Following last year’s Skeletons album then the live CD/DVD hextravafanga Fuck It We’ll Do It Live comes this limited EP. Released in conjunction with his current tour as well as heralding a cull on activities as the curtain descends on the last chaotic year or so. Ever more inveterately entertaining the pentagram tooth-picking diminutive devil-raiser starts the skewering opening sequence with a two-pronged frenzy of new blood that has playful nursery rhyme B-Movie Babylon blistering, listing a roll-call at midnight mass atop seething cauldrons and chainsaw shrieks of reanimated WASP relics and Plan 9-budget creepy keyboards lathering threats like ‘I’m the worms in the can / I’m the corpse in the bodybag’ in gore and groans galore.

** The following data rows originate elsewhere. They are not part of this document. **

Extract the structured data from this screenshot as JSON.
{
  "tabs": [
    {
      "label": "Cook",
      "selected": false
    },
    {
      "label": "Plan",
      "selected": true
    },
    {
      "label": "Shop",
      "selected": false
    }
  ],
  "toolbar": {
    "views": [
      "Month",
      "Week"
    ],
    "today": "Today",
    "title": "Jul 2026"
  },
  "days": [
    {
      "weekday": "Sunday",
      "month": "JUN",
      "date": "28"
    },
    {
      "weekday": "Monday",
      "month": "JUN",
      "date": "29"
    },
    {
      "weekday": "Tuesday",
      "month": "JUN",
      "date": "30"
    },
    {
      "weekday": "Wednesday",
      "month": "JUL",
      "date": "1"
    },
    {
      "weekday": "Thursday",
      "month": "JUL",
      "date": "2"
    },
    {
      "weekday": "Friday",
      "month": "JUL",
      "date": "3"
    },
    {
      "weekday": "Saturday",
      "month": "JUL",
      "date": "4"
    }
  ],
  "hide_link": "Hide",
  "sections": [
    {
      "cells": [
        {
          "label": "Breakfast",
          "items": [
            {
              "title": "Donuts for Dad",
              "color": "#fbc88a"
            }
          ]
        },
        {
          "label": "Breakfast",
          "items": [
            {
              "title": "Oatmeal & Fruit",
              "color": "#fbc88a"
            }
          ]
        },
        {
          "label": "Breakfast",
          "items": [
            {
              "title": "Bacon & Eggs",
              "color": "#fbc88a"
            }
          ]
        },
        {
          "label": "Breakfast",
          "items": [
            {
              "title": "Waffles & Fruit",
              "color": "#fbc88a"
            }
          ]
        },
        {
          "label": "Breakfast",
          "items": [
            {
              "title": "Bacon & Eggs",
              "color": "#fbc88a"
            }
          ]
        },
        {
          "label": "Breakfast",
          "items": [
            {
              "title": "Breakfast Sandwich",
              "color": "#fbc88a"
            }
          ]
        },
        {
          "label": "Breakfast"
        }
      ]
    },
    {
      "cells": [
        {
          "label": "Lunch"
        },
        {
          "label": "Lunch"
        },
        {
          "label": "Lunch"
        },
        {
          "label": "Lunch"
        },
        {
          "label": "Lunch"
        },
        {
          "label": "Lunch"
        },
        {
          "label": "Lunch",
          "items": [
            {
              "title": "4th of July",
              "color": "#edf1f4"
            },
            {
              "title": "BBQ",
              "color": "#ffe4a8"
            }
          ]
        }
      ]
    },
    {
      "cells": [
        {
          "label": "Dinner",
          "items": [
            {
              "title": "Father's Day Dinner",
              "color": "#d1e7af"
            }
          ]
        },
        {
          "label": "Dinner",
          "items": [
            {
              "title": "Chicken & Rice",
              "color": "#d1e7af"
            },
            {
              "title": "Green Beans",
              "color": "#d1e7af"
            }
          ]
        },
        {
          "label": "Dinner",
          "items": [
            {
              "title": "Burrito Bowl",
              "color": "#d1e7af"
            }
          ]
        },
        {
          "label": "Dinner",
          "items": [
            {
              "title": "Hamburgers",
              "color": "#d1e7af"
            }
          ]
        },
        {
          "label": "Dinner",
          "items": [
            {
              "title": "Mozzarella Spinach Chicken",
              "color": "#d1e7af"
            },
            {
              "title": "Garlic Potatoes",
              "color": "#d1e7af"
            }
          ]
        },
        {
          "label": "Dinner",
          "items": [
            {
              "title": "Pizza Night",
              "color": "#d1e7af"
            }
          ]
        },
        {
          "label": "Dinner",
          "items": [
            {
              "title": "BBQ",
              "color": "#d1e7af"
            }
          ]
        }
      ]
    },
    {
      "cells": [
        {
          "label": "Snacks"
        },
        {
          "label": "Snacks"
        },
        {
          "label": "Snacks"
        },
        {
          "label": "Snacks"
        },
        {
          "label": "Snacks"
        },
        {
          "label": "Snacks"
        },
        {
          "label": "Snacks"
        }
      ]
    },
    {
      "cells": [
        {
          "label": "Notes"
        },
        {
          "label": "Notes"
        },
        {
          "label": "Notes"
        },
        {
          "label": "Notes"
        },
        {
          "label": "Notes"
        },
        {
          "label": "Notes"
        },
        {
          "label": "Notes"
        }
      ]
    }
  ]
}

A line like ‘I’m your neck in the noose / I’m your screw that’s coming loose’ casts a slight light through cracked clapboard walls that the angst and allusions are still digging deep, which, despite the sheer exuberant fun of much of the muck he rakes through, is a striking reason why he levitates himself out of the trough into the realms of real idol. Return Of The Living Dead disinters it’s shattered shell from similar ground but opens up the throttle like a well severed carotid to force stakes splicing the heart of the live favourite rampage through Tom Petty’s Runnin’ Down A Dream. From Frankenstein Drag Queens From Planet 13’s comes I Love To Say Fuck (featuring the pleasing admission ‘I don’t care if you’re my mother / or my motherfuckin’ father’) to retwisted visits down shadowy paths on My Demise B.C. and Skeletons A.D. – already haunting extracts from the album of that name, here embalmed acoustically, releasing the purifyingly odious stench of desolate gothic grandeur with pictures of graveyards, candlelit black-shrouded scribes in stain-glass windowed church antechambers. Talk is of a hiatus for the foreseeable while he readies his country side-project Bourbon Crow to go to town. For now, this is a slight though essential means to curtail this chapter in Joseph Poole’s scar-tossed career.